Ma question comporte plusieurs volets, monsieur le ministre.
Premièrement, pouvez-vous éclairer la représentation nationale sur l'opération qui était menée lorsque les soldats français ont été tués ? Ce ne sont pas en effet les quelques entrefilets parus dans la presse qui peuvent fournir un quelconque éclairage sur ce qui s'est réellement passé.
Deuxièmement, face à l'aggravation de la situation et à l'augmentation du nombre de tués, certains pays de la coalition envisagent le retrait de leurs troupes. Le Canada l'a décidé pour 2011 et d'autres États, comme les Pays-Bas, s'interrogent au moment où les Américains ont décidé d'envoyer 30 000 hommes en renfort et demandent à leurs alliés ou à l'OTAN d'accroître leurs effectifs.
En 2007, alors qu'il n'était encore que candidat à l'élection présidentielle, M. Sarkozy déclarait, péremptoire : « La présence à long terme des troupes françaises à cet endroit du monde ne me semble pas décisive. » Il s'engageait, dans la foulée, à poursuivre la politique de rapatriement de nos forces armées entamée par Jacques Chirac.
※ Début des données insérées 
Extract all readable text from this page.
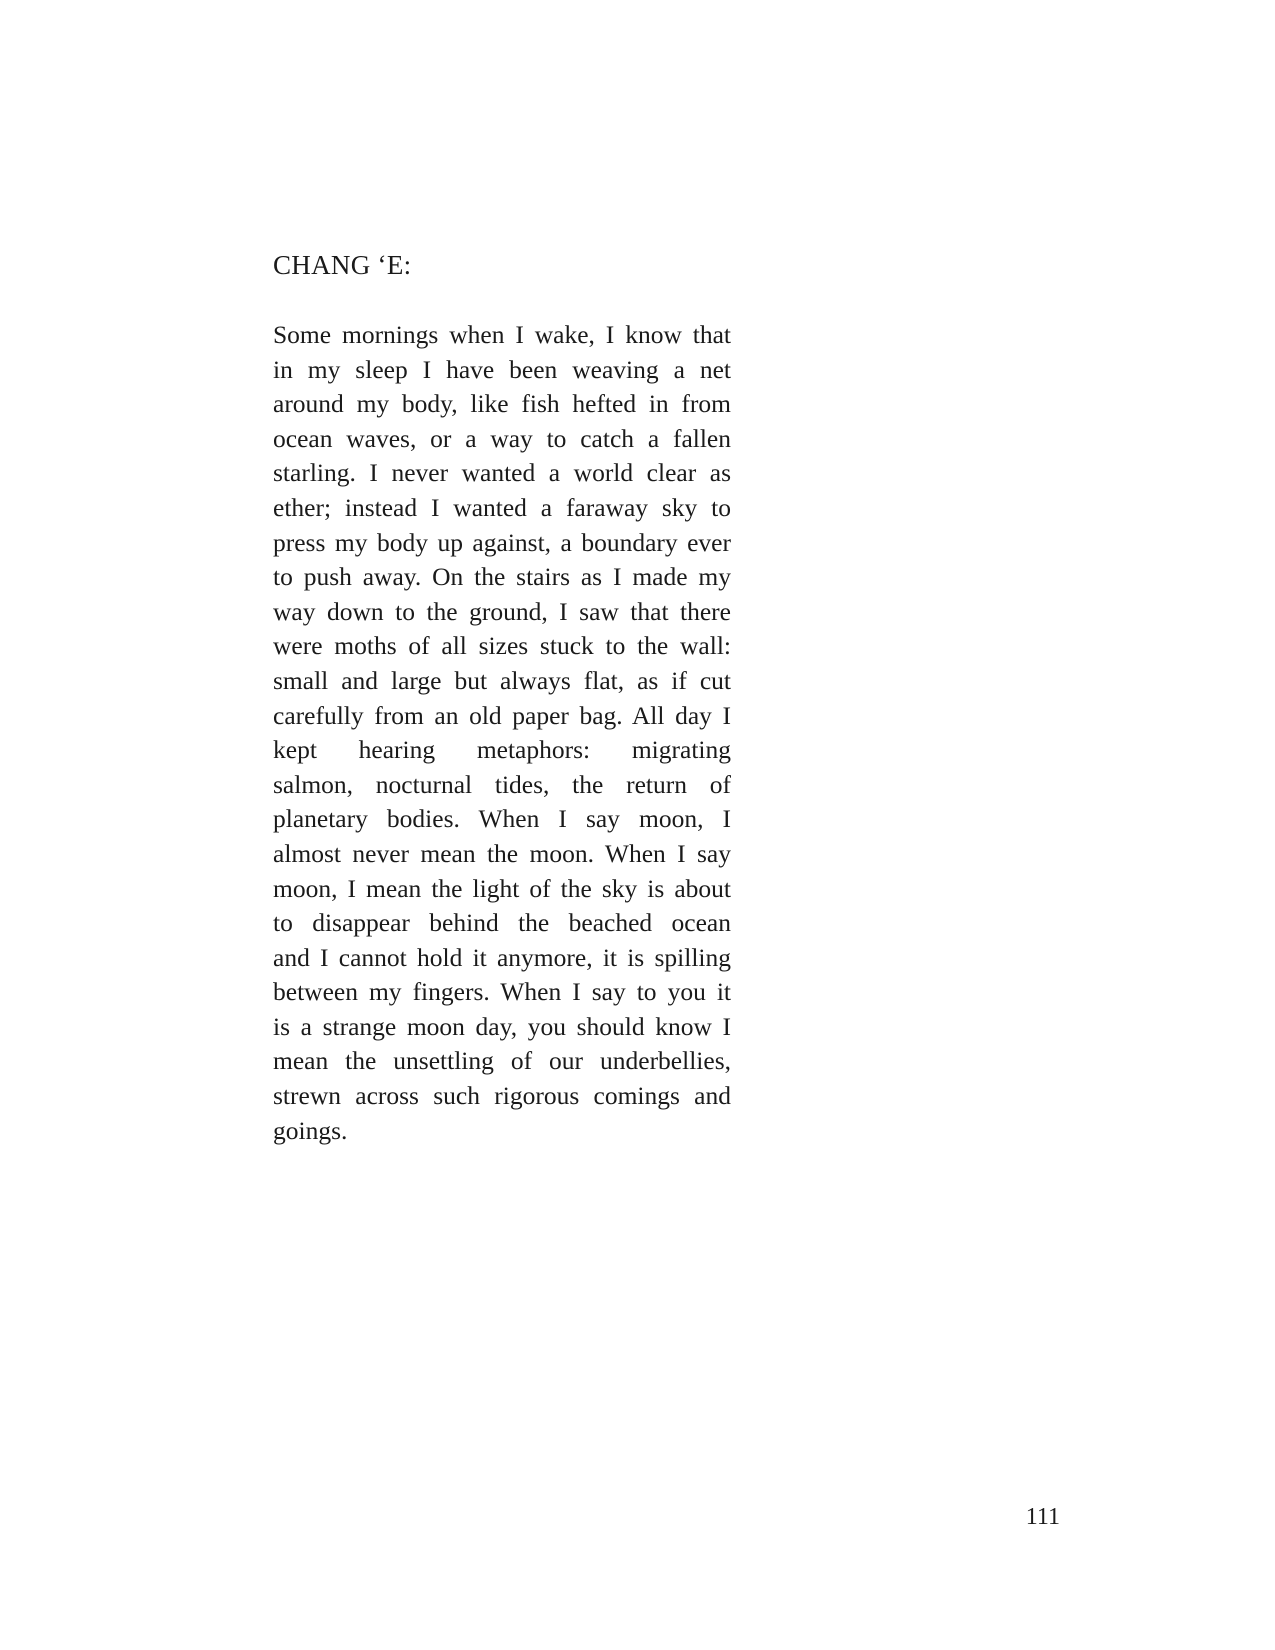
CHANG ‘E:
Some mornings when I wake, I know that
in my sleep I have been weaving a net
around my body, like fish hefted in from
ocean waves, or a way to catch a fallen
starling. I never wanted a world clear as
ether; instead I wanted a faraway sky to
press my body up against, a boundary ever
to push away. On the stairs as I made my
way down to the ground, I saw that there
were moths of all sizes stuck to the wall:
small and large but always flat, as if cut
carefully from an old paper bag. All day I
kept hearing metaphors: migrating
salmon, nocturnal tides, the return of
planetary bodies. When I say moon, I
almost never mean the moon. When I say
moon, I mean the light of the sky is about
to disappear behind the beached ocean
and I cannot hold it anymore, it is spilling
between my fingers. When I say to you it
is a strange moon day, you should know I
mean the unsettling of our underbellies,
strewn across such rigorous comings and
goings.
111
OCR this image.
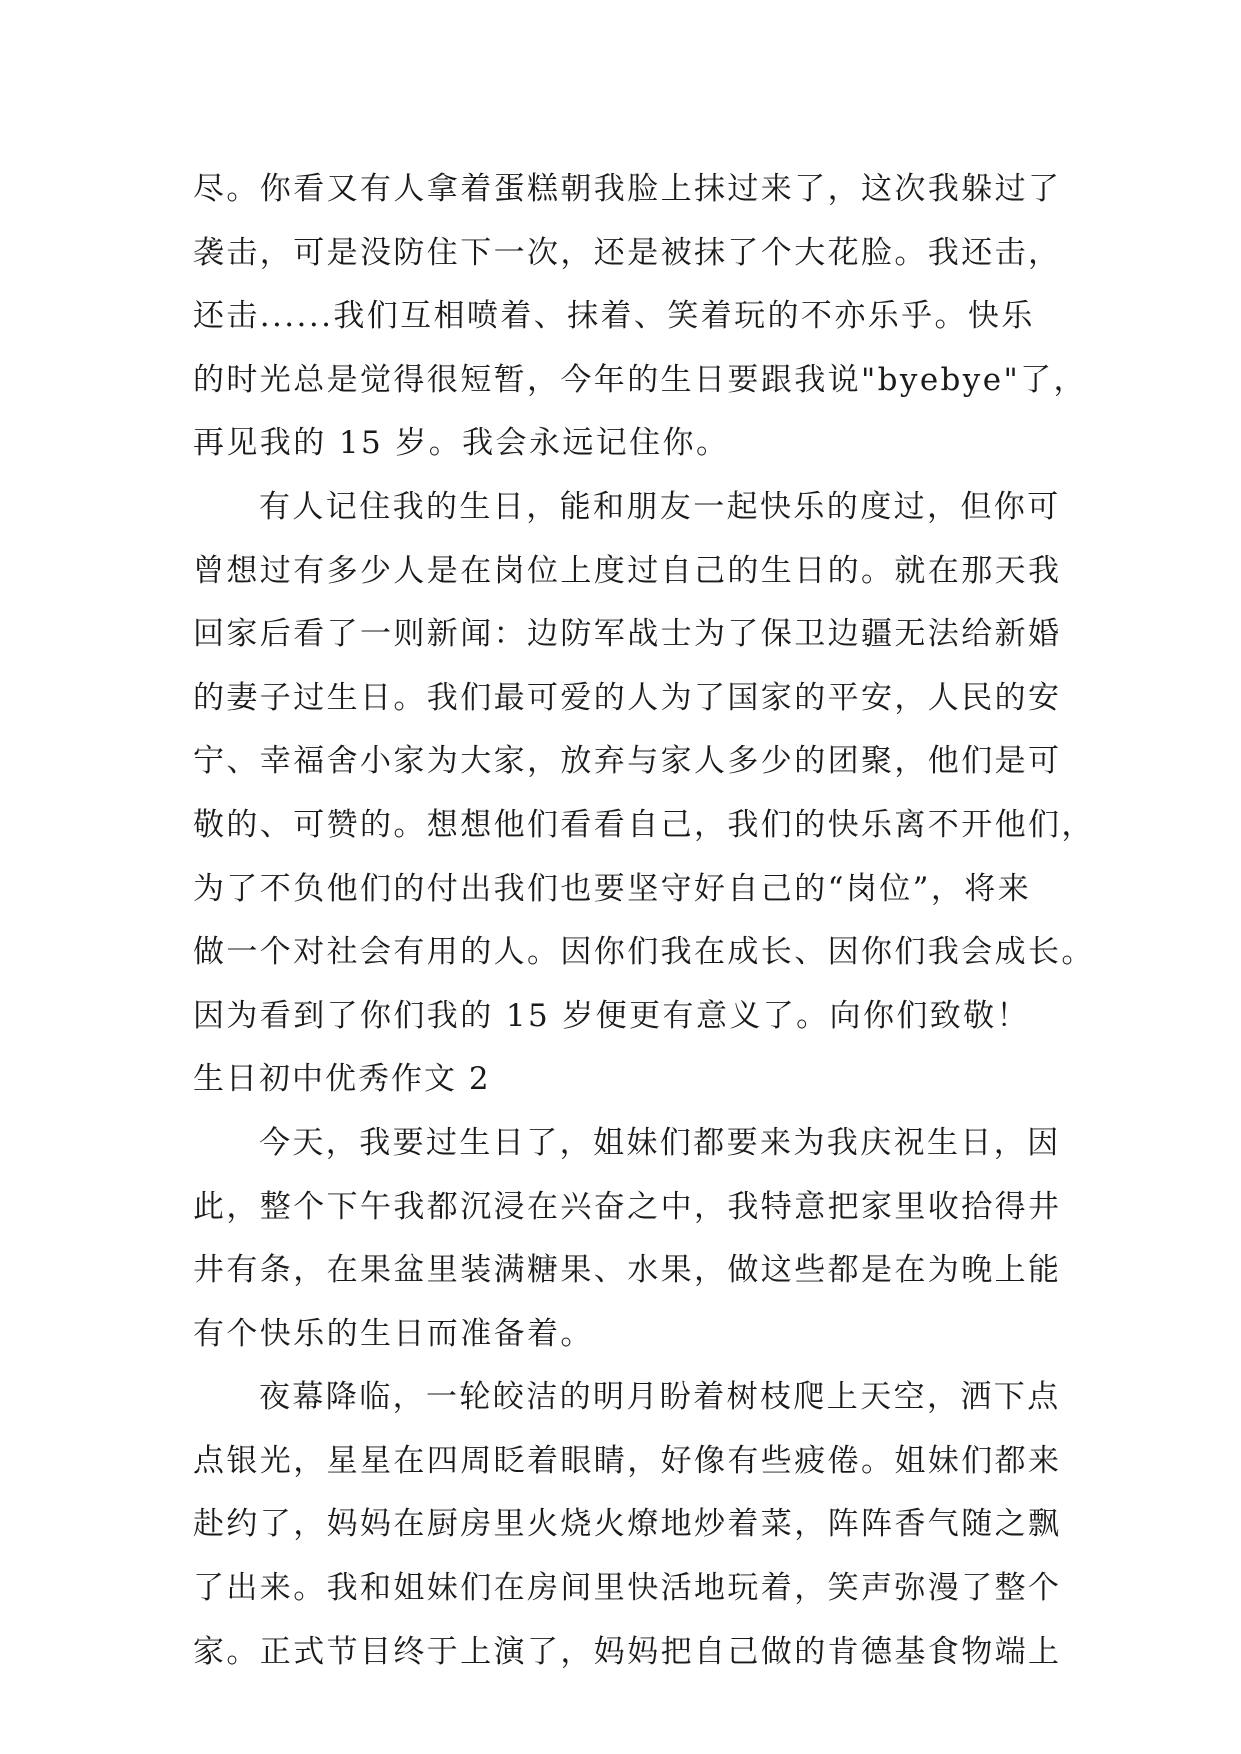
尽。你看又有人拿着蛋糕朝我脸上抹过来了，这次我躲过了
袭击，可是没防住下一次，还是被抹了个大花脸。我还击，
还击......我们互相喷着、抹着、笑着玩的不亦乐乎。快乐
的时光总是觉得很短暂，今年的生日要跟我说"byebye"了，
再见我的 15 岁。我会永远记住你。
有人记住我的生日，能和朋友一起快乐的度过，但你可
曾想过有多少人是在岗位上度过自己的生日的。就在那天我
回家后看了一则新闻：边防军战士为了保卫边疆无法给新婚
的妻子过生日。我们最可爱的人为了国家的平安，人民的安
宁、幸福舍小家为大家，放弃与家人多少的团聚，他们是可
敬的、可赞的。想想他们看看自己，我们的快乐离不开他们，
为了不负他们的付出我们也要坚守好自己的“岗位”，将来
做一个对社会有用的人。因你们我在成长、因你们我会成长。
因为看到了你们我的 15 岁便更有意义了。向你们致敬！
生日初中优秀作文 2
今天，我要过生日了，姐妹们都要来为我庆祝生日，因
此，整个下午我都沉浸在兴奋之中，我特意把家里收拾得井
井有条，在果盆里装满糖果、水果，做这些都是在为晚上能
有个快乐的生日而准备着。
夜幕降临，一轮皎洁的明月盼着树枝爬上天空，洒下点
点银光，星星在四周眨着眼睛，好像有些疲倦。姐妹们都来
赴约了，妈妈在厨房里火烧火燎地炒着菜，阵阵香气随之飘
了出来。我和姐妹们在房间里快活地玩着，笑声弥漫了整个
家。正式节目终于上演了，妈妈把自己做的肯德基食物端上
Or, depuis qu'il a été élu, nos effectifs n'ont cessé d'augmenter
Monsieur le ministre, les informations qui filtrent désormais nous conduisent à penser que nous avons perdu notre réelle liberté d'appréciation de la situation et que nous nous trouvons en position supplétive des Américains dans la décision, notamment depuis le très hasardeux retour de la France dans le commandement de l'OTAN.
Qu'en est-il vraiment ? Pouvez-vous nous donner de réelles assurances quant à l'autonomie d'action et de décision de nos états-majors ? Qui décide vraiment de l'engagement de nos militaires ?
Enfin, quelle décision prendra réellement la France, lors de la conférence de Londres fin janvier, quant à la demande pressante d'envoi de renforts formulée par les États-Unis ? Cette décision apparaît chaque jour un peu plus floue ; on entend même parler d'une contribution française de 1 500 militaires supplémentaires.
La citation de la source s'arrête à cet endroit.